2. The method according to claim 1, characterized in that, The process of acquiring the data to be filtered from the acquisition device includes: Collect raw data according to the first frame rate; The raw data collected within a preset time period is used as the data to be filtered.

3. The method of claim 2, wherein, The frame rate of the first data stream is the second frame rate, wherein the second frame rate is less than the first frame rate.

4. A data filtering device, characterized by include: An acquisition module is used to acquire data to be filtered, wherein the data to be filtered is a continuous readable data stream; The first filtering module is used to perform proportional filtering on the data to be filtered according to a preset proportional coefficient to obtain a first data stream; the preset proportional coefficient is the minimum proportional coefficient that makes the first data stream undistorted. An edge detection module is used to perform edge detection on the first data stream to obtain multiple detection feature points; the edge detection module is also used to detect rising edge states or falling edge states in the first data stream; and to determine multiple detection feature points based on the rising edge states and the falling edge states. The second filtering module is used to integrate the data streams of each detection feature point to obtain multiple second data streams; the second filtering module is also used to integrate multiple second data streams according to the type of the detection feature point and the time range of the detection feature point. The third filtering module is used to perform PI filtering on each second data stream according to the preset PI coefficient to obtain the target floating-point data.
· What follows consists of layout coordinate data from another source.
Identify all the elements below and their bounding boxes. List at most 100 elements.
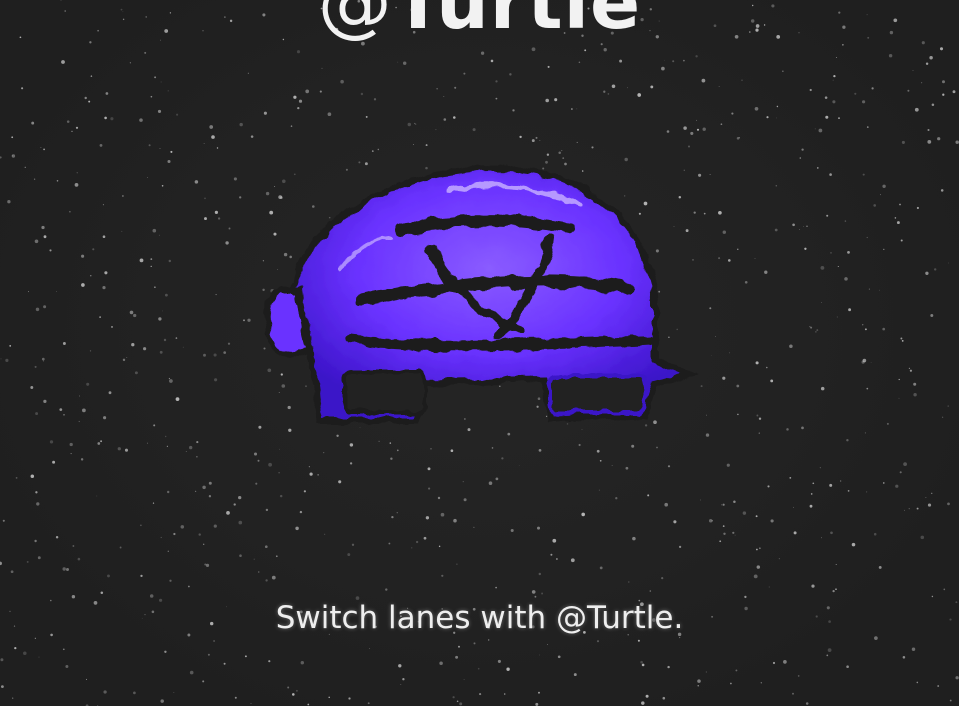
speckle xyxy=(437,496,441,500)
speckle xyxy=(173,532,176,536)
speckle xyxy=(233,177,237,181)
speckle xyxy=(851,542,856,547)
speckle xyxy=(775,184,778,187)
speckle xyxy=(257,459,260,462)
speckle xyxy=(955,140,959,144)
speckle xyxy=(864,328,867,331)
speckle xyxy=(866,491,868,493)
speckle xyxy=(838,117,840,119)
speckle xyxy=(816,329,819,332)
speckle xyxy=(792,692,794,695)
speckle xyxy=(390,457,393,460)
speckle xyxy=(185,450,187,453)
speckle xyxy=(307,703,310,706)
speckle xyxy=(832,589,835,593)
speckle xyxy=(895,484,899,488)
speckle xyxy=(581,512,586,517)
speckle xyxy=(144,51,147,54)
speckle xyxy=(214,210,218,214)
speckle xyxy=(832,79,834,81)
speckle xyxy=(176,113,179,116)
speckle xyxy=(925,271,929,275)
speckle xyxy=(937,685,940,687)
speckle xyxy=(846,438,849,442)
speckle xyxy=(62,342,66,345)
speckle xyxy=(296,50,301,54)
speckle xyxy=(768,586,770,588)
speckle xyxy=(506,667,510,671)
speckle xyxy=(666,130,670,133)
speckle xyxy=(914,107,919,112)
speckle xyxy=(825,115,829,119)
speckle xyxy=(714,336,716,337)
speckle xyxy=(77,557,81,561)
speckle xyxy=(407,122,412,127)
speckle xyxy=(903,462,907,466)
speckle xyxy=(455,655,459,659)
turtle-icon xyxy=(263,164,699,423)
speckle xyxy=(916,206,919,210)
speckle xyxy=(797,675,800,677)
speckle xyxy=(211,135,215,139)
speckle xyxy=(809,88,812,92)
speckle xyxy=(253,452,258,456)
speckle xyxy=(15,477,18,479)
speckle xyxy=(758,432,760,434)
speckle xyxy=(835,56,837,58)
speckle xyxy=(347,553,351,557)
speckle xyxy=(472,128,476,132)
brand-at-symbol: @ xyxy=(317,0,393,46)
speckle xyxy=(225,241,229,245)
speckle xyxy=(34,239,39,244)
speckle xyxy=(596,449,600,453)
speckle xyxy=(216,147,219,149)
speckle xyxy=(755,361,759,365)
speckle xyxy=(159,350,163,354)
speckle xyxy=(0,658,4,662)
speckle xyxy=(819,467,821,469)
speckle xyxy=(598,489,600,491)
speckle xyxy=(121,230,123,232)
speckle xyxy=(74,183,79,187)
speckle xyxy=(140,574,143,578)
speckle xyxy=(628,581,630,583)
speckle xyxy=(75,126,79,129)
speckle xyxy=(427,467,431,471)
speckle xyxy=(119,546,122,549)
speckle xyxy=(292,693,295,696)
speckle xyxy=(309,472,313,476)
speckle xyxy=(35,412,39,416)
speckle xyxy=(664,59,665,61)
speckle xyxy=(62,567,66,571)
speckle xyxy=(697,685,699,687)
speckle xyxy=(35,491,38,494)
speckle xyxy=(732,531,735,534)
speckle xyxy=(737,413,739,416)
speckle xyxy=(152,228,157,233)
speckle xyxy=(801,148,804,151)
speckle xyxy=(848,308,852,312)
speckle xyxy=(545,98,549,103)
speckle xyxy=(167,550,169,552)
speckle xyxy=(908,508,910,510)
speckle xyxy=(734,534,736,536)
speckle xyxy=(373,98,377,101)
speckle xyxy=(882,327,886,331)
speckle xyxy=(645,694,649,698)
speckle xyxy=(695,55,698,58)
speckle xyxy=(729,352,730,354)
speckle xyxy=(882,184,886,188)
speckle xyxy=(719,540,722,543)
speckle xyxy=(829,173,832,176)
speckle xyxy=(49,249,52,252)
speckle xyxy=(96,495,98,497)
speckle xyxy=(31,121,35,125)
speckle xyxy=(11,136,14,139)
speckle xyxy=(862,324,864,326)
speckle xyxy=(931,595,934,598)
speckle xyxy=(947,502,950,506)
speckle xyxy=(925,496,927,498)
speckle xyxy=(909,369,913,372)
speckle xyxy=(782,70,784,72)
speckle xyxy=(840,480,842,482)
5. A computer device comprising a memory and a processor, wherein the memory stores a computer program, characterized in that, When the processor executes the computer program, it implements the steps of the data filtering method according to any one of claims 1 to 3.

6. A computer-readable storage medium having stored thereon a computer program, characterized in that, When the computer program is executed by a processor, it implements the steps of the data filtering method according to any one of claims 1 to 3.

7. A computer program product comprising a computer program, characterized in that, When the computer program is executed by a processor, it implements the steps of the data filtering method according to any one of claims 1 to 3.